Changemakers at sea | Inaki Aizpurua


Last week seven students, participants of the Changemakers At Sea Project, joined the Save The Med crew for a 10 day long research expedition onboard a unique, old Norwegian fishing boat which has been restored and turned into a beautiful marine research vessel. The conditions were ideal for wildlife sighting, but also for finding all kinds of floating plastic pollution; the exact topic that brought the students to the boat in first place.

The student team, called “Kokua”, had participated in the Dos Manos School programme after which they signed up for the Changemakers at Sea project organised by Save The Med. They spent months working on the development of projects to raise awareness about plastic pollution and reduce the use of single use plastics. Despite the difficulty of communicating and implementing their project ideas during the lockdown, this energetic team managed to overcome most challenges by identifying the individual strengths and talents of each team member. They programmed an educational game to teach small children about the importance of the 4 R’s (Refuse, Reduce, Reuse and Recycle), developed an idea for how to replace single use lunch packaging in schools for reusable tupperware made of durable materials, created creative artwork to raise awareness about the impact on plastic pollution on wildlife and more.

Their efforts were rewarded with an expedition at sea during which the students, already on the first day off shore, were lucky enough to spot a sperm whale - the largest toothed whale on the planet!

“We put in a hydrophone in the water. It’s a long cable with a microphone attached at the end that allows us to hear them”, Nacho, one of the students explained. “The sperm whale creates specific sounds, kind of like clicks, when it is searching for food. It’s called echolocation. Sometimes you can hear the sounds becoming faster, like many fast clicks, which means it’s trying to pin down a prey. And if it then turns silent for some seconds it is probably because it is eating. If the silence is longer, then it means the whale is heading towards the surface to breathe. That’s when we take our positions and try to spot it on the surface! We can also hear dolphins with the hydrophone!” he says excitedly.

During one specific day, the students managed to spot two different sperm whales seven times in one day!

“Team work is important.

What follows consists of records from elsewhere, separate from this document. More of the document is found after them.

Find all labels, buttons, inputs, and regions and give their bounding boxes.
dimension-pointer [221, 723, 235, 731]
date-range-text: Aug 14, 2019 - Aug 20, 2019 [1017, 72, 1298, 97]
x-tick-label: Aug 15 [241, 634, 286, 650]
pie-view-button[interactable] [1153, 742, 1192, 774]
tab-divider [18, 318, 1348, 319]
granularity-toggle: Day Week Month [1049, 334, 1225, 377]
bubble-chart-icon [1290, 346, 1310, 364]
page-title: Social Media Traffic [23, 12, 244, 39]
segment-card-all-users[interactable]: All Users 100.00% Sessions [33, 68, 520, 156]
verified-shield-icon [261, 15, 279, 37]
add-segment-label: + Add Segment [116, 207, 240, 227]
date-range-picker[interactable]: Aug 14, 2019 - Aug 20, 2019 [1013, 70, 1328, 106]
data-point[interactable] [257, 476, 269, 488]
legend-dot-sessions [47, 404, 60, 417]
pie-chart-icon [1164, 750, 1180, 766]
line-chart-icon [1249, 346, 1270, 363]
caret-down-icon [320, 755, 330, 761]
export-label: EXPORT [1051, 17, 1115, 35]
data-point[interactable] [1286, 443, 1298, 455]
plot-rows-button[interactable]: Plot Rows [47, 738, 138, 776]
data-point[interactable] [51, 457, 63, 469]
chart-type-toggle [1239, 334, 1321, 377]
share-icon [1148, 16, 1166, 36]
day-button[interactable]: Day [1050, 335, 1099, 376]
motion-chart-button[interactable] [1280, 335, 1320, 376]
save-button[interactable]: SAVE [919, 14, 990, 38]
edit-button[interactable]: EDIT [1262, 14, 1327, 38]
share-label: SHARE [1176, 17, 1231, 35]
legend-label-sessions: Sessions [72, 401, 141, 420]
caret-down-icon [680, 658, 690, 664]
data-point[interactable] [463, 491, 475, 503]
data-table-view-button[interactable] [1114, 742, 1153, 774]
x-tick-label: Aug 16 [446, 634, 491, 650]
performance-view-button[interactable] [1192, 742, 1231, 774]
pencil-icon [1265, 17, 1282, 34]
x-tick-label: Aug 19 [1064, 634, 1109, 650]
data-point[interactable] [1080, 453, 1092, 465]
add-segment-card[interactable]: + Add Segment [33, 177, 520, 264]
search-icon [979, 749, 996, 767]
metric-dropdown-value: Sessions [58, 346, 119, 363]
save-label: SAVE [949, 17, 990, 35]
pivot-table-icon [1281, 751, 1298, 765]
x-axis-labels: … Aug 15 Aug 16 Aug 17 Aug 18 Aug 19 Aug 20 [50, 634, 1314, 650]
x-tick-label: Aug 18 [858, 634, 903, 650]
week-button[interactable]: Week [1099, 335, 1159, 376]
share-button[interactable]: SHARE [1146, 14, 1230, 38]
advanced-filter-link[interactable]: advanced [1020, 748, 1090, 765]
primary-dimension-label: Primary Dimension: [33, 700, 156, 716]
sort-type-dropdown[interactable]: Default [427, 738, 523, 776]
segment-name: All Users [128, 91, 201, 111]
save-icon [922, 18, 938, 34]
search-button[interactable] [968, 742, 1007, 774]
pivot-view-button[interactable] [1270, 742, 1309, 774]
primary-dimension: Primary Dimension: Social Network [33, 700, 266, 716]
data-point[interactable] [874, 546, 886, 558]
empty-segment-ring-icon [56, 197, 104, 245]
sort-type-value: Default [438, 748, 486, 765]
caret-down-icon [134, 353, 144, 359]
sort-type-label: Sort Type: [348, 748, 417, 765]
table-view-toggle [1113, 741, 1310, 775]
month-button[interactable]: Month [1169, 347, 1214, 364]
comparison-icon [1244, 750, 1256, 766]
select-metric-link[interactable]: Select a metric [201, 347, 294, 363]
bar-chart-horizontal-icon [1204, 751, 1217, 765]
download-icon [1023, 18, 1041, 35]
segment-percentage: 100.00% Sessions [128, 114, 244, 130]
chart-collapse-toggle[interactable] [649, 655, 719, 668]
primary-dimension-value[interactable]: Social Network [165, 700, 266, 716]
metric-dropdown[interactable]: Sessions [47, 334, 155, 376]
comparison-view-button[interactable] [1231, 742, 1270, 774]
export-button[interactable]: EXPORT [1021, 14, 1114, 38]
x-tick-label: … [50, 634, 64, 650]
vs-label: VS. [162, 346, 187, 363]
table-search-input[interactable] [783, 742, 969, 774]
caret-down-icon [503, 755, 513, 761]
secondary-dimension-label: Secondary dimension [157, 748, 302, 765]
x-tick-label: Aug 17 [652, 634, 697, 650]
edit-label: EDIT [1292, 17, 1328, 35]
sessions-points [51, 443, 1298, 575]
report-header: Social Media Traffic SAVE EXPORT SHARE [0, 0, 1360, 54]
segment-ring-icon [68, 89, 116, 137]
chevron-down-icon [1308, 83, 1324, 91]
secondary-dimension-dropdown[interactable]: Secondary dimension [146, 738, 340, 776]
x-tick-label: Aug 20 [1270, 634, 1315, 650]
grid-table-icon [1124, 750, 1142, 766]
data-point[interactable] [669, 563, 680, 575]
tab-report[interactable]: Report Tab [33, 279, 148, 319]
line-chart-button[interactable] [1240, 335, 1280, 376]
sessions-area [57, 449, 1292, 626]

As soon as it becomes silent, we work together to spot it. We each have our positions on different parts of the boat to ensure that together we have 360 view of the horizon, so that no matter where the whale pops up, one of us will see it!”

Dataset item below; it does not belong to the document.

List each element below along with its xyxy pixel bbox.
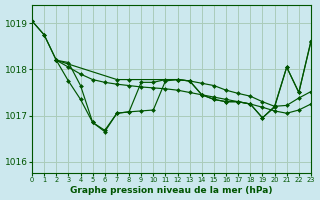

“They are incredible spotters!” confirmed crew member Beat, who has spent many summer seasons with hundreds of volunteers on the Toftevaag. “Almost every time we have seen something, the students have been the ones who have spotted it!”

Once the whale is in sight, the captain approaches so that the crew can take photo identification and poo samples, a very smelly job! Meanwhile, the multimedia team focuses on obtaining images and footage for a variety of research and education purposes.

When the whale is well rested and decides to head back to the depths, it lifts its’ fluke high above the surface in a powerful movement that leaves everyone onboard shouting excitedly! It is impossible to tell who is more impressed; the students who’ve never seen whales before, their teacher who has joined them onboard, or the experienced crew who never get tired of the view!

During their days onboard the students also sighted a big pod of Risso’s Dolphins, several pods of Striped Dolphins and five Loggerhead turtles, learned to conduct scientific surveys and log data, helped with boat handling, snorkelled and explored the National Park of Cabrera by land and sea.

“When I called my parents to tell them what we had seen they couldn’t believe me! They had no idea that there are whales here in the Balearic Sea!” says Jordi, another student.

“Unfortunately, we’re also seeing much more rubbish than we could have imagined”, said Victor. “People are worried about COVID-19 now, but plastic pollution is in many ways similar to the virus when you think about it: Once it’s out there, there’s no stopping it. It spreads uncontrollably all over the place and reaches all corners of the planer, and it kills so much life” he explains.

“I don’t think people realise the effect it has on these animals. It’s one thing to see a photo, but when you’re out here and you see it with your own eyes, it really changes you. I wish people would be more careful and more caring” he added.

“People should stop buying plastic they don’t really need. We have to find a way to make them understand how important it is! That’s why we’re here! We are THE CHANGEMAKERS!” the students say with pride and hope in their eyes.

“This project changes lives” teacher Heidi said. “I’ve seen it with all the teams, this and previous years. They are still taking action, creating change in many different ways. They haven’t stopped. This project is only the beginning of a lifelong change, and the ripples are spreading far!”